Книга: Богомолье. Лето Господне
Назад: Радости
Дальше: Крестный ход

Петровками

«Петровки» – пост легкий, летний. Горкин называет – «апостольский», «петро-павлов». Потому и постимся, из уважения.

– Как так, не понимаешь? Самые первые апостолы. Петр-то-Павел – за Христа мученицкий конец приняли. А вот. Петра на кресте язычники распяли, а апостолу Павлу главку мечом посекли: не учи людей Христову слову! Апостол-то Петр и говорит им: «Я креста не боюсь, а на него молюсь… Только распните меня вниз головой!»

– Почему вниз головой?

– А вот. «Я, говорит, недостоин Христовой мученицкой кончины на Кресте», у язычников так полагается, на кресте распинать, – «я хочу за Него муки принять, вниз меня головой распните». А те и рады, и распяли вниз головой.
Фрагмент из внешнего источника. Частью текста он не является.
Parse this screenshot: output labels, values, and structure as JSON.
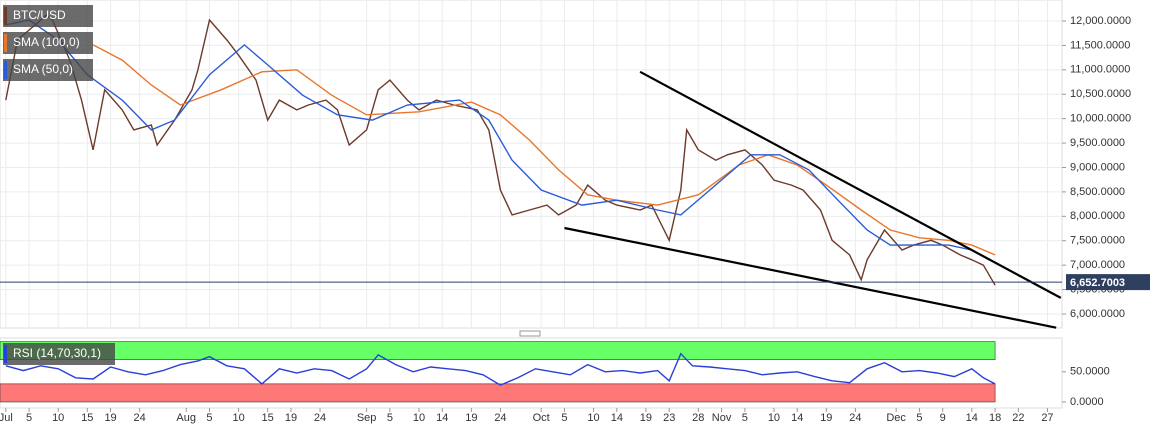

Потому и постимся, из уважения.

– А апостола Павла… главку ему мечом?., а почему?

– Ихний царь не велел. Не то чтобы добрый был, а закон такой. Апостол Павел римский язычник был, покуда не просветился… Да какой был-то, самый лютый! Все старался, кого бы казнить за Христово слово. И пошел он во град Дамасский христиан терзать. И только ему к тому граду подходить – ослепил его страшный свет! И слышит он из того света глас: «Савл, Савл! почто гонишь Меня? не сможешь ты супротив Меня!» Уж неизвестно, ему, может, и сам Христос явился в том свете. Он и ослеп со свету того. И постиг истинную веру. Крестился – и тут прозрел, святые молились за него. С той поры уж он совсем другой стал и имя свое сменил, стал Павлом. И стал Христа проповедывать. А по пачпорту-то – все будто язычник ихний. А у римских язычников своих распинать нельзя, а головы мечом посекают. Ему главку и посекли мечом. Вот и постимся Петровками, из уважения.
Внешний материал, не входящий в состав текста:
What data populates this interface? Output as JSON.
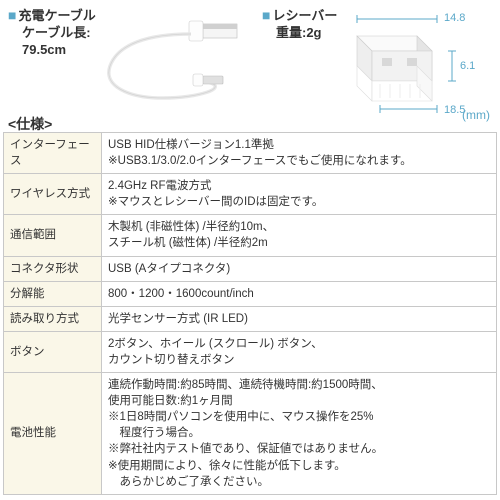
{
  "top": {
    "cable": {
      "title": "充電ケーブル",
      "line2": "ケーブル長:",
      "length": "79.5cm"
    },
    "receiver": {
      "title": "レシーバー",
      "line2": "重量:2g",
      "dim_w": "14.8",
      "dim_h": "6.1",
      "dim_d": "18.5",
      "mm": "(mm)"
    }
  },
  "spec_title": "<仕様>",
  "spec": [
    {
      "label": "インターフェース",
      "value": "USB HID仕様バージョン1.1準拠\n※USB3.1/3.0/2.0インターフェースでもご使用になれます。"
    },
    {
      "label": "ワイヤレス方式",
      "value": "2.4GHz RF電波方式\n※マウスとレシーバー間のIDは固定です。"
    },
    {
      "label": "通信範囲",
      "value": "木製机 (非磁性体) /半径約10m、\nスチール机 (磁性体) /半径約2m"
    },
    {
      "label": "コネクタ形状",
      "value": "USB (Aタイプコネクタ)"
    },
    {
      "label": "分解能",
      "value": "800・1200・1600count/inch"
    },
    {
      "label": "読み取り方式",
      "value": "光学センサー方式 (IR LED)"
    },
    {
      "label": "ボタン",
      "value": "2ボタン、ホイール (スクロール) ボタン、\nカウント切り替えボタン"
    },
    {
      "label": "電池性能",
      "value": "連続作動時間:約85時間、連続待機時間:約1500時間、\n使用可能日数:約1ヶ月間\n※1日8時間パソコンを使用中に、マウス操作を25%\n　程度行う場合。\n※弊社社内テスト値であり、保証値ではありません。\n※使用期間により、徐々に性能が低下します。\n　あらかじめご了承ください。"
    }
  ],
  "colors": {
    "accent": "#5ba8c9",
    "header_bg": "#faf7e8",
    "border": "#c8c8c8",
    "text": "#333333"
  }
}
Петровками у нас не строго. И пора летняя, и не говеем. Горкин только да Марьюшка соблюдают строго, даже селедочки не едят. А Домна Панферовна, банная сторожиха, та и Петровками говеет, к заутреням и вечерням ходит. Горкин тоже говел бы, да летнее время, делов много – подряды, стройки… – ну, рождественским постом отговеет да Великим постом два раза обязательно.

На дачу мы не поедем, на Воробьевку, – мамаше нездоровится. Горкин мне пошептал на приставанья сдачей: «Скоро, может, махонький братец, а то сестрица у те будет, вот и не нанимали дачу».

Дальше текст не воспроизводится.